Gastrointestinal imaging strategies in the evaluation of gastrointestinal disease (Proceedings)


Gastrointestinal imaging strategies in the evaluation of gastrointestinal disease (Proceedings)

Apr 01, 2009

The small animal clinician has a number of imaging options available for the evaluation of dogs and cats with gastrointestinal tract (GI) disease. The purpose of this presentation is to give an overview of these different imaging strategies, some of the advantages and disadvantages of the different imaging approaches specifically related to the evaluation of GI disease, and some of the clinical considerations that could suggest the use of one imaging modality over another in planning a diagnostic strategy for the patient with GI disease. This presentation will not include instructions for performing the imaging procedures, nor complete details of interpretation of the images generated, but rather some of the clinical considerations that could lead to choosing one imaging modality over another in the approach to the patient with signs of GI disease. Several cases will illustrate the application of the varied imaging tools to the evaluation of patients with GI tract disease.

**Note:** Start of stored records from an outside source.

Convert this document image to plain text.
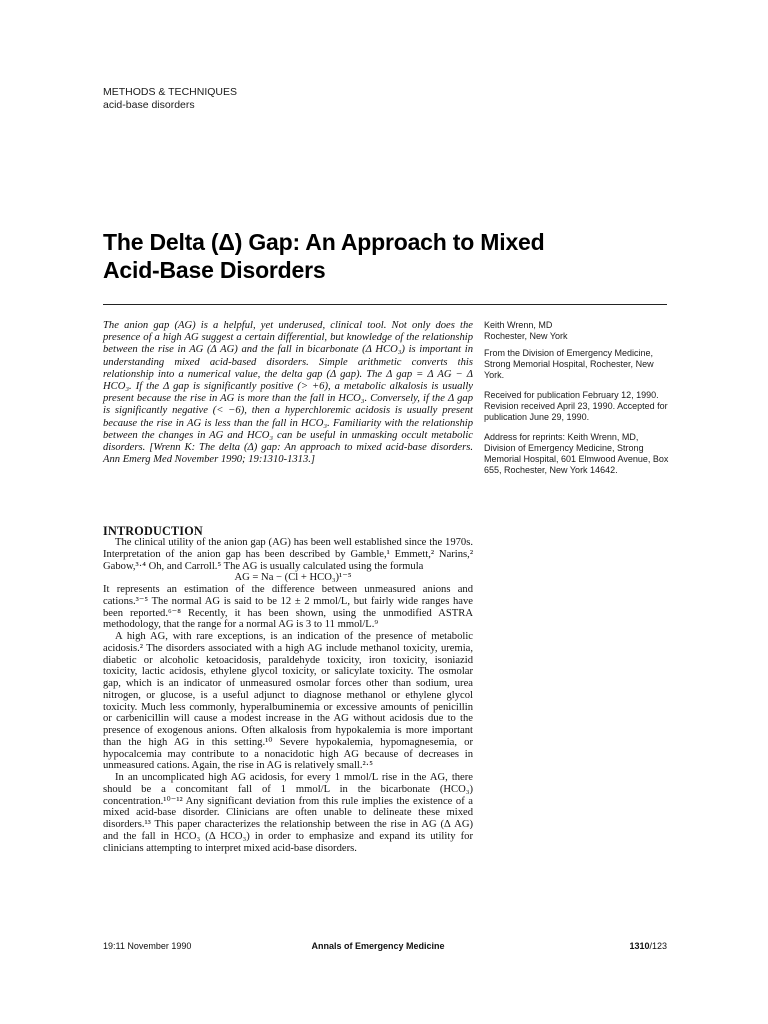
METHODS & TECHNIQUES
acid-base disorders
The Delta (Δ) Gap: An Approach to Mixed
Acid-Base Disorders

The anion gap (AG) is a helpful, yet underused, clinical tool. Not only does the presence of a high AG suggest a certain differential, but knowledge of the relationship between the rise in AG (Δ AG) and the fall in bicarbonate (Δ HCO₃) is important in understanding mixed acid-based disorders. Simple arithmetic converts this relationship into a numerical value, the delta gap (Δ gap). The Δ gap = Δ AG − Δ HCO₃. If the Δ gap is significantly positive (> +6), a metabolic alkalosis is usually present because the rise in AG is more than the fall in HCO₃. Conversely, if the Δ gap is significantly negative (< −6), then a hyperchloremic acidosis is usually present because the rise in AG is less than the fall in HCO₃. Familiarity with the relationship between the changes in AG and HCO₃ can be useful in unmasking occult metabolic disorders. [Wrenn K: The delta (Δ) gap: An approach to mixed acid-base disorders. Ann Emerg Med November 1990; 19:1310-1313.]

Keith Wrenn, MD
Rochester, New York

From the Division of Emergency Medicine, Strong Memorial Hospital, Rochester, New York.

Received for publication February 12, 1990. Revision received April 23, 1990. Accepted for publication June 29, 1990.

Address for reprints: Keith Wrenn, MD, Division of Emergency Medicine, Strong Memorial Hospital, 601 Elmwood Avenue, Box 655, Rochester, New York 14642.

INTRODUCTION

The clinical utility of the anion gap (AG) has been well established since the 1970s. Interpretation of the anion gap has been described by Gamble,¹ Emmett,² Narins,² Gabow,³·⁴ Oh, and Carroll.⁵ The AG is usually calculated using the formula

AG = Na − (Cl + HCO₃)¹⁻⁵

It represents an estimation of the difference between unmeasured anions and cations.³⁻⁵ The normal AG is said to be 12 ± 2 mmol/L, but fairly wide ranges have been reported.⁶⁻⁸ Recently, it has been shown, using the unmodified ASTRA methodology, that the range for a normal AG is 3 to 11 mmol/L.⁹

A high AG, with rare exceptions, is an indication of the presence of metabolic acidosis.² The disorders associated with a high AG include methanol toxicity, uremia, diabetic or alcoholic ketoacidosis, paraldehyde toxicity, iron toxicity, isoniazid toxicity, lactic acidosis, ethylene glycol toxicity, or salicylate toxicity. The osmolar gap, which is an indicator of unmeasured osmolar forces other than sodium, urea nitrogen, or glucose, is a useful adjunct to diagnose methanol or ethylene glycol toxicity. Much less commonly, hyperalbuminemia or excessive amounts of penicillin or carbenicillin will cause a modest increase in the AG without acidosis due to the presence of exogenous anions. Often alkalosis from hypokalemia is more important than the high AG in this setting.¹⁰ Severe hypokalemia, hypomagnesemia, or hypocalcemia may contribute to a nonacidotic high AG because of decreases in unmeasured cations. Again, the rise in AG is relatively small.²·⁵

In an uncomplicated high AG acidosis, for every 1 mmol/L rise in the AG, there should be a concomitant fall of 1 mmol/L in the bicarbonate (HCO₃) concentration.¹⁰⁻¹² Any significant deviation from this rule implies the existence of a mixed acid-base disorder. Clinicians are often unable to delineate these mixed disorders.¹³ This paper characterizes the relationship between the rise in AG (Δ AG) and the fall in HCO₃ (Δ HCO₃) in order to emphasize and expand its utility for clinicians attempting to interpret mixed acid-base disorders.

19:11 November 1990	Annals of Emergency Medicine	1310/123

Options for imaging the GI tract

The most clinically useful options for imaging the gastrointestinal tract are plain and contrast radiography (including fluoroscopy), abdominal ultrasonography, and advanced cross-sectional imaging modalities of computed tomography and magnetic resonance imaging. Each has advantages and disadvantages (see Table at end of notes) when it comes to imaging the GI tract.

Clinical considerations that influence selection of imaging

The clinical elements that define which imaging choice one initially uses in the diagnostic approach to the patient with GI disease should reflect the likely differential diagnoses for each patient. The differential list is generated based on patient history, physical examination findings, and in some cases, results of laboratory testing.

The history is critical for helping with localization of the problem to segments within the GI tract. Careful questioning should, in many cases, help define a patient that has presented for vomiting as one that is truly vomiting, or a patient that is regurgitating. For patients that are regurgitating, the imaging strategies focus first on exclusion of esophageal disease, and so plain thoracic radiographs, possibly followed by contrast esophagrams, become the imaging strategies of choice. For those patients that have a history strongly suggestive of regurgitation, and for which there is no evidence of esophageal disease, this author prefers to next perform a gastrogram, preferably with fluoroscopy, to assess gastric emptying; in the author's experience, dogs with pyloric outflow obstructions may have clinical features more suggestive of regurgitation than vomiting and may have lesions that are difficult to appreciate with abdominal ultrasound. The gastrogram is easily tacked on to an esophogram. Animals with good appetites in the face of their GI disease suggest partial obstructions, motility disorders, and sometimes infiltrative mucosal disease, making them candidates for contrast imaging of the GI tract. Although rare, patients with lesions suggestive of esophageal masses become candidates for thoracic CT.

For the patient with vomiting that has been localized to the GI tract (that is, non-GI causes of vomiting have been excluded from the differential list based on results of history evaluation, physical examination and laboratory testing), an initial fork that can be encountered in the decision making process is whether to pursue plain radiographs, or abdominal ultrasound. It is important to recall that each modality gives different information, and some would argue that in a patient with GI disease, a more complete assessment of the GI tract is afforded by both plain radiography (if no lesions are apparent) and ultrasonography. Patients that have large amounts of intestinal gas evident radiographically can be poor candidates for abdominal ultrasonography because of the limited information that is gained when imaging gas-filled structures. That said, the author tends to prefer abdominal ultrasound as the initial imaging step in those patients for which infiltrative or partially obstructive diseases are particularly high on the differential list, but admittedly this decision is influenced by ready access to abdominal ultrasonography. Some features that might sway the author toward an abdominal ultrasound include chronicity to the history of GI disease, weight loss (which suggests chronicity), concurrent diarrhea (so bowel thickness can be evaluated), the palpation of a mass associated with the intestine or other abdominal viscera in middle-aged to older dogs (so that regional lymph nodes and the liver can be assessed for changes compatible with metastatic disease, and so that needle aspirates can be obtained from accessible lesions if desired), or the palpation of thickened loops of bowel (so that regional lymph nodes can be assessed and needle aspirates obtained). It is appropriate, as implied above, to perform plain abdominal radiographs as a first step in such patients.